In the second year, the APC payment levels would be set at 150 percent
of the Medicare APC level for clinic visits and 175 percent for ER
APCs. In the third year, the APC visit amounts would be set at 130
percent of the Medicare APC level for clinic visits and 150 percent for
ER APCs. In the fourth year, the APC visit amounts would be set at 115
percent of the Medicare APC level for clinic visits and 130 per cent
for ER APCs. In the fifth year, the TRICARE and Medicare payment levels
for the 10 APC visit codes would be identical. For non-network
hospitals, under the TTPAs, the APC payment level for the five clinic
and ER visit APCs would be set at 140 percent of the Medicare APC level
in the first year of OPPS implementation. In the second year, the APC
payment levels would be set at 125 percent of the Medicare APC level
for clinic and ER visits. In the third year, the APC visit amounts
would be set at 110 percent of the Medicare APC level for clinic and ER
visits. In the fourth year, the TRICARE and Medicare payment levels for
the 10 APC visit codes would be identical.
(B) An additional temporary military contingency payment adjustment
(TMCPA) will also be available at the discretion of the Director, or a
designee, at any time after implementation to adopt, modify and/or
extend temporary adjustments to OPPS payments for TRICARE network
hospitals deemed essential for military readiness and deployment in
time of contingency operations. Any TMCPAs to OPPS payments shall be
made only on the basis of a determination that it is impracticable to
support military readiness or contingency operations by making OPPS
payments in accordance with the same reimbursement rules implemented by
Medicare. The criteria for adopting, modifying, and/or extending
deviations and/or adjustments to OPPS payments shall be issued through
CHAMPUS policies, instructions, procedures and guidelines as deemed
appropriate by the Director, or a designee. TMCPAs may also be extended
to non-network hospitals on a case-by-case basis for specific
procedures where it is determined that
[[Page 65727]]
the procedures cannot be obtained timely enough from a network
hospital. For such case-by-case extensions, ``Temporary'' might be less
than three years at the discretion of the Director, or designee.
* * * * *
(d) Payment of institutional facility costs for ambulatory surgery.
Surgical services provided in Ambulatory Surgery Centers (ASCs) as
defined in Sec. 199.2 will be paid in accordance with the provisions
outlined in section 1833(t) of the Social Security Act and its
implementing Medicare regulation (42 CFR part 416). TRICARE will
recognize, to the extent practicable, in accordance with 10 U.S.C.

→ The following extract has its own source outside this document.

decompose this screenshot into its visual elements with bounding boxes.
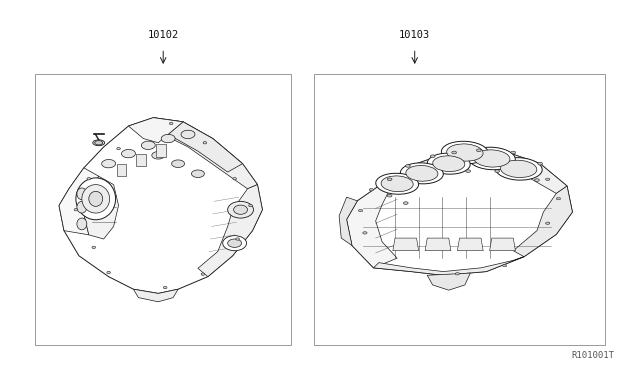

1079(i)(2), Medicare's ASC reimbursement methodology to include
specific coding requirements, prospectively determined rates, discounts
for multiple surgical procedures, the scope of ASC services, covered
surgical procedures, and the basis of payment as, as described in 42
CFR part 416 with the exception that TRICARE will implement no
transitional payments. Payment for ambulatory surgery procedures is
limited to those procedures that are reimbursed by Medicare in ASCs.
* * * * *
Dated: November 15, 2019.
Aaron T. Siegel,
Alternate OSD Federal Register Liaison Officer, Department of Defense.